T A a donc vu sa sœur mourir environ quatre ans avant sa propre mort et elle continue de raconter comment elle a pu sauver son âme et surtout comment elle parlait constamment de la mort de cette sœur, tout au long de cette période ».
Thérèse conclut en se souvenant qu’elle avait raconté à son amie (ci-dessus) ce qu’elle avait vu et cette dernière fut étonnée de la façon dont la prophétie s’était accomplie dans son intégralité : « Mon amie, quand ma sœur est morte, est venue à moi bouleversée, parce qu’elle avait vu que tout s’était accompli ».
Les visions de Thérèse sur le futur abondent et il serait long de toutes les énumérer. Citons : « J’ai vu les monastères que je fonderai à l’avenir, de même que mon activité administrative et spirituelle au monastère de l’Incarnation ».
La vision de l’heure de la mort dans le yoga
et chez Thérèse
Nous sommes pris par l’une de ces visions. Comme elle a vu la mort de sa sœur, elle a aussi vu sa propre mort, elle raconte : « Je mourrai en sainte et mon corps avant l’enterrement sera recouvert de soie brodée ».
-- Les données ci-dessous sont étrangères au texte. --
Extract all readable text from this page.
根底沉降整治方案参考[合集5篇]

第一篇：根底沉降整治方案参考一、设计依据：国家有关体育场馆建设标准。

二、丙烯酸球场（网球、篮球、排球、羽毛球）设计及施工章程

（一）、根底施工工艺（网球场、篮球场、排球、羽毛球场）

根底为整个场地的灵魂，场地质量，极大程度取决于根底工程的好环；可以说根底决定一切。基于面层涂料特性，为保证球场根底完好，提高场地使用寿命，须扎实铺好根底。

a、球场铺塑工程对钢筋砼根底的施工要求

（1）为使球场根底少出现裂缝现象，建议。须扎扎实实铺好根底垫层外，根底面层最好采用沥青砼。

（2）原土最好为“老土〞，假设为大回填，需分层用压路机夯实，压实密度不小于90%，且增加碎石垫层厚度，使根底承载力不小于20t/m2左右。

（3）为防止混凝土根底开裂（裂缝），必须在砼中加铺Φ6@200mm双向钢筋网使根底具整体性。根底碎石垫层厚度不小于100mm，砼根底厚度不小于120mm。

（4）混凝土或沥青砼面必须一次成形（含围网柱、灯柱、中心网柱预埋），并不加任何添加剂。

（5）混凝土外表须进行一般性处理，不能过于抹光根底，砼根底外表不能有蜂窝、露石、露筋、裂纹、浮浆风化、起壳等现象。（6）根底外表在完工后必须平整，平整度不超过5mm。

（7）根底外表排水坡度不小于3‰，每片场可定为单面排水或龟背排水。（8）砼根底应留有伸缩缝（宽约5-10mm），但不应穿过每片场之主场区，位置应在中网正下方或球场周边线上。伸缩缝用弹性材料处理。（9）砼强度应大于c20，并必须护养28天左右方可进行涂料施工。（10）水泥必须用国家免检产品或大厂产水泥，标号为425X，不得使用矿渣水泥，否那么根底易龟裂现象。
La vision de la mort et la connaissance de son heure sont très importantes en yoga. Le moment de la mort détermine le cours de la vie dans l’au-delà. Un yogi passe la majeure partie de sa vie à préparer l’heure de sa mort. ‘L’art de vivre dans le yoga, est l’art de mourir’, comme nous l’avons montré dans un de nos livres précédents. «Deux moments importants dans la vie : maintenant et l’heure de notre mort ».
On trouve dans le Yoga Sutra de Patanjali un sutra qui enseigne au yogi comment connaître l’heure de sa mort (3/23) : ‘Le Karma revient vite ou lentement. Par Samyama, ou par des vœux, la connaissance de l’heure de la mort est obtenue’.
Swami Vivekananda explique : « Par Samyama, sur les impressions qui travaillent maintenant dans son esprit et sur celles qui attendent d’agir, le yogi sait précisément quand et comment le corps cessera de vivre ».
Ainsi, autant Patanjali que Thérèse d’Avila conviennent que la méditation est une porte à travers laquelle les mystères de la vie et de la mort sont révélés. On est frappé par une phrase de T A qui correspond aux termes du yoga et aux expressions de Patanjali. Thérèse dit : «La méditation est une porte royale par laquelle nous découvrons les secrets de Dieu, faisons l’expérience de sa sagesse, goûtons à son bonheur et héritons de sa gloire ».
La méditation est une porte royale, dit Thérèse. Le yoga considère la méditation comme sa pierre angulaire et la base du Raja Yoga, c’est-à-dire le ‘yoga royal’ (raja : roi).
La question ne se limite pas à la similitude des effets, des résultats et des méthodes, car même les expressions et les termes sont également presque identiques.